Они пришли на Испанскую лестницу поздно вечером и увидели тут свадьбу, тех самых жениха и невесту, которых видели до этого в Латеране. Ночная невеста была еще в дневном подвенечном платье, сидела на ступеньках, играла на гитаре и пела “Yesterday”. И жених пел, и гости. И вся Испанская лестница тоже пела вместе с ними: “I believe in yesterday…”
Прошло всего несколько лет, и Рим – другой, хотя все на месте и статуи не разбежались. Те же облупленные палаццо с щербинами отвалившейся штукатурки. А статуи на них издалека – как огромные насекомые, вставшие на дыбы, – все как тогда. И те же кошки прячутся под машинами. И такая же уличная грязь, тот же обросший зеленым мхом мраморный герб над дверью и те же ржавые решетки в темных квадратах давно ослепших окон. И то же журчание воды в барочной раковине, мшистой, обвитой плющом. И все – другое.
От того, первого Рима осталось ощущение дождя и солнца. Мокрая насквозь блузка, приставшая к ее телу, – Изольда отщипывала от себя прильнувшую ткань. Звук шин по еще дождливой, но уже сверкающей на солнце брусчатке – совсем особый, с чмоканьем, с влажным посвистом. На мокрых стенах, листьях, камнях – жидкое, слепящее солнце.
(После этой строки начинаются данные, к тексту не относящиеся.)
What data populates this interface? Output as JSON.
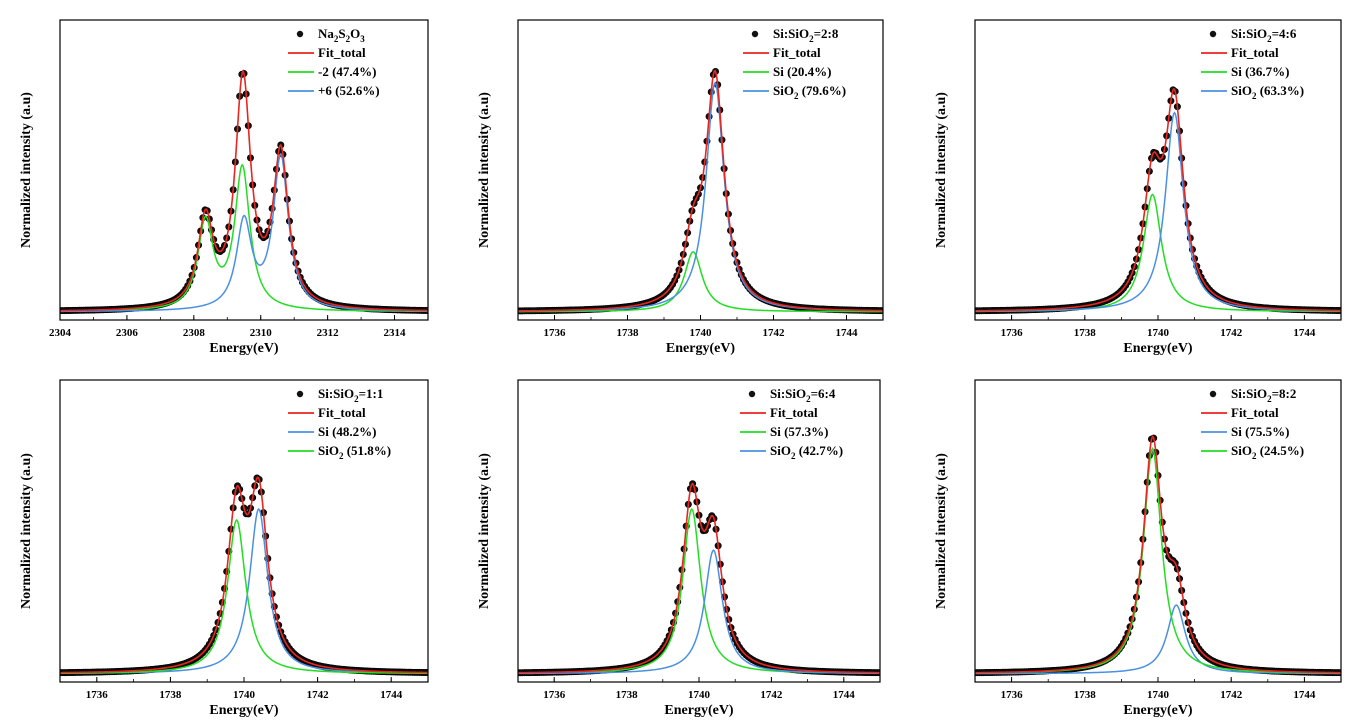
{
  "colors": {
    "data": "#111111",
    "fit": "#e8261f",
    "green": "#22dd22",
    "blue": "#4a90e2"
  },
  "chart_data": [
    {
      "type": "line",
      "xlabel": "Energy(eV)",
      "ylabel": "Normalized intensity (a.u)",
      "xlim": [
        2304,
        2315
      ],
      "ylim": [
        0,
        1.1
      ],
      "xticks": [
        "2304",
        "2306",
        "2308",
        "2310",
        "2312",
        "2314"
      ],
      "legend": {
        "data": {
          "main": "Na",
          "sub1": "2",
          "mid": "S",
          "sub2": "2",
          "mid2": "O",
          "sub3": "3"
        },
        "fit": "Fit_total",
        "comp1": "-2 (47.4%)",
        "comp2": "+6 (52.6%)"
      },
      "components": [
        {
          "name": "-2 (47.4%)",
          "color": "green",
          "peaks": [
            {
              "center": 2308.35,
              "amp": 0.32,
              "width": 0.55
            },
            {
              "center": 2309.45,
              "amp": 0.52,
              "width": 0.55
            }
          ]
        },
        {
          "name": "+6 (52.6%)",
          "color": "blue",
          "peaks": [
            {
              "center": 2309.5,
              "amp": 0.32,
              "width": 0.55
            },
            {
              "center": 2310.6,
              "amp": 0.56,
              "width": 0.55
            }
          ]
        }
      ]
    },
    {
      "type": "line",
      "xlabel": "Energy(eV)",
      "ylabel": "Normalized intensity (a.u)",
      "xlim": [
        1735,
        1745
      ],
      "ylim": [
        0,
        1.1
      ],
      "xticks": [
        "1736",
        "1738",
        "1740",
        "1742",
        "1744"
      ],
      "legend": {
        "data": {
          "main": "Si:SiO",
          "sub1": "2",
          "tail": "=2:8"
        },
        "fit": "Fit_total",
        "comp1": {
          "main": "Si (20.4%)"
        },
        "comp2": {
          "main": "SiO",
          "sub": "2",
          "tail": " (79.6%)"
        }
      },
      "components": [
        {
          "name": "Si (20.4%)",
          "color": "green",
          "peaks": [
            {
              "center": 1739.8,
              "amp": 0.22,
              "width": 0.6
            }
          ]
        },
        {
          "name": "SiO2 (79.6%)",
          "color": "blue",
          "peaks": [
            {
              "center": 1740.4,
              "amp": 0.84,
              "width": 0.6
            }
          ]
        }
      ]
    },
    {
      "type": "line",
      "xlabel": "Energy(eV)",
      "ylabel": "Normalized intensity (a.u)",
      "xlim": [
        1735,
        1745
      ],
      "ylim": [
        0,
        1.1
      ],
      "xticks": [
        "1736",
        "1738",
        "1740",
        "1742",
        "1744"
      ],
      "legend": {
        "data": {
          "main": "Si:SiO",
          "sub1": "2",
          "tail": "=4:6"
        },
        "fit": "Fit_total",
        "comp1": {
          "main": "Si (36.7%)"
        },
        "comp2": {
          "main": "SiO",
          "sub": "2",
          "tail": " (63.3%)"
        }
      },
      "components": [
        {
          "name": "Si (36.7%)",
          "color": "green",
          "peaks": [
            {
              "center": 1739.85,
              "amp": 0.43,
              "width": 0.6
            }
          ]
        },
        {
          "name": "SiO2 (63.3%)",
          "color": "blue",
          "peaks": [
            {
              "center": 1740.45,
              "amp": 0.73,
              "width": 0.6
            }
          ]
        }
      ]
    },
    {
      "type": "line",
      "xlabel": "Energy(eV)",
      "ylabel": "Normalized intensity (a.u)",
      "xlim": [
        1735,
        1745
      ],
      "ylim": [
        0,
        1.1
      ],
      "xticks": [
        "1736",
        "1738",
        "1740",
        "1742",
        "1744"
      ],
      "legend": {
        "data": {
          "main": "Si:SiO",
          "sub1": "2",
          "tail": "=1:1"
        },
        "fit": "Fit_total",
        "comp1": {
          "main": "Si (48.2%)"
        },
        "comp2": {
          "main": "SiO",
          "sub": "2",
          "tail": " (51.8%)"
        }
      },
      "components": [
        {
          "name": "Si (48.2%)",
          "color": "blue",
          "peaks": [
            {
              "center": 1740.4,
              "amp": 0.6,
              "width": 0.6
            }
          ]
        },
        {
          "name": "SiO2 (51.8%)",
          "color": "green",
          "peaks": [
            {
              "center": 1739.8,
              "amp": 0.56,
              "width": 0.6
            }
          ]
        }
      ]
    },
    {
      "type": "line",
      "xlabel": "Energy(eV)",
      "ylabel": "Normalized intensity (a.u)",
      "xlim": [
        1735,
        1745
      ],
      "ylim": [
        0,
        1.1
      ],
      "xticks": [
        "1736",
        "1738",
        "1740",
        "1742",
        "1744"
      ],
      "legend": {
        "data": {
          "main": "Si:SiO",
          "sub1": "2",
          "tail": "=6:4"
        },
        "fit": "Fit_total",
        "comp1": {
          "main": "Si (57.3%)"
        },
        "comp2": {
          "main": "SiO",
          "sub": "2",
          "tail": " (42.7%)"
        }
      },
      "components": [
        {
          "name": "Si (57.3%)",
          "color": "green",
          "peaks": [
            {
              "center": 1739.8,
              "amp": 0.6,
              "width": 0.6
            }
          ]
        },
        {
          "name": "SiO2 (42.7%)",
          "color": "blue",
          "peaks": [
            {
              "center": 1740.4,
              "amp": 0.45,
              "width": 0.6
            }
          ]
        }
      ]
    },
    {
      "type": "line",
      "xlabel": "Energy(eV)",
      "ylabel": "Normalized intensity (a.u)",
      "xlim": [
        1735,
        1745
      ],
      "ylim": [
        0,
        1.1
      ],
      "xticks": [
        "1736",
        "1738",
        "1740",
        "1742",
        "1744"
      ],
      "legend": {
        "data": {
          "main": "Si:SiO",
          "sub1": "2",
          "tail": "=8:2"
        },
        "fit": "Fit_total",
        "comp1": {
          "main": "Si (75.5%)"
        },
        "comp2": {
          "main": "SiO",
          "sub": "2",
          "tail": " (24.5%)"
        }
      },
      "components": [
        {
          "name": "Si (75.5%)",
          "color": "blue",
          "peaks": [
            {
              "center": 1740.5,
              "amp": 0.25,
              "width": 0.6
            }
          ]
        },
        {
          "name": "SiO2 (24.5%)",
          "color": "green",
          "peaks": [
            {
              "center": 1739.85,
              "amp": 0.82,
              "width": 0.6
            }
          ]
        }
      ]
    }
  ]
}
От всего идет пар – и от плит тротуара, и от намокшего белья, вывешенного над головой, и от спин статуй. После дождя воздух становился резким, пахучим, свежим, но всего на несколько минут, потом опять припекало, и от выхлопных газов было нечем дышать.
С утра до ночи – музеи, галереи, церкви. Темные полотна, золоченые алтари, мраморные тела.
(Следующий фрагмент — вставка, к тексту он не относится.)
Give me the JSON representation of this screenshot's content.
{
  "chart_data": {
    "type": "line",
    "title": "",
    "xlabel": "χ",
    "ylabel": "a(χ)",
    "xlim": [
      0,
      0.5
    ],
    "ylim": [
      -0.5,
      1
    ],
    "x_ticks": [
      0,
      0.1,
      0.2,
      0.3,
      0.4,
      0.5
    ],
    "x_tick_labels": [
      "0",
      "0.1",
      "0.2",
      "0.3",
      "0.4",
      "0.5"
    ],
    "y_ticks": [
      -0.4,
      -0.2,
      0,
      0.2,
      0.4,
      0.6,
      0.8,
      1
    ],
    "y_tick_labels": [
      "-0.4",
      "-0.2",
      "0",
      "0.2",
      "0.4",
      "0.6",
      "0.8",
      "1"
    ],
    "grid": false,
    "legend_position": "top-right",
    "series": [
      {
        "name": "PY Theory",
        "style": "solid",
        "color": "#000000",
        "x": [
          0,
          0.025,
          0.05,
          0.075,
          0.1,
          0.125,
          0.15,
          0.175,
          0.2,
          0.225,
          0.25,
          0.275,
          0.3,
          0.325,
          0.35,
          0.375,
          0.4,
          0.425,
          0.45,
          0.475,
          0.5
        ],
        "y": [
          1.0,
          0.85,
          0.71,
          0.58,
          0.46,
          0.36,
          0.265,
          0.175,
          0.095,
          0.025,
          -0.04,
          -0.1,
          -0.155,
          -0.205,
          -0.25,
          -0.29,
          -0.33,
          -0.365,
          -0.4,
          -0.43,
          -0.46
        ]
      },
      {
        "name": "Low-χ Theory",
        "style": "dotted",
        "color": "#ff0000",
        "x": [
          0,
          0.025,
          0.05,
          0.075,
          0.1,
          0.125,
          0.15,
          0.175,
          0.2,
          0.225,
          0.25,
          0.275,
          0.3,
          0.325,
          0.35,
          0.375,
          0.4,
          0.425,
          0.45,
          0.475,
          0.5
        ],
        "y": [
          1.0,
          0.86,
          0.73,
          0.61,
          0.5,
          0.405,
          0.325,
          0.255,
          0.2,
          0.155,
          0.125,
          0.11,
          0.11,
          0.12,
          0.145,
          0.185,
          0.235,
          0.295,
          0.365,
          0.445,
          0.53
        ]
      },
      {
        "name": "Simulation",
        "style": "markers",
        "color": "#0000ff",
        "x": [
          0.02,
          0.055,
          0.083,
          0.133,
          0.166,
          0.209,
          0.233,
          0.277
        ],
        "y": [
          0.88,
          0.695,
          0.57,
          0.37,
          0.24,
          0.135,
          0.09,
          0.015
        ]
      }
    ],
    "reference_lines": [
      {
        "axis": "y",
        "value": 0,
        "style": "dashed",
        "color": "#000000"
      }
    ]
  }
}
Рим тел. Тела повсюду – каменные, но телесные – мужские, женские, полуживотные. Мускулы, груди, соски, пупки, ягодицы – у диоскуров, императоров, мадонн, тритонов, богов, фавнов, святых. Бедра, коленки, икры, пятки, растопыренные пальцы ног.
Тот Рим рассыпался на осколки.
Вот ящерка стремглав уносится наискосок по стене, спряталась под лист, остался только хвост – как крошечный полумесяц. Где это было? В каких-то развалинах из кирпичей, тонких, в два пальца.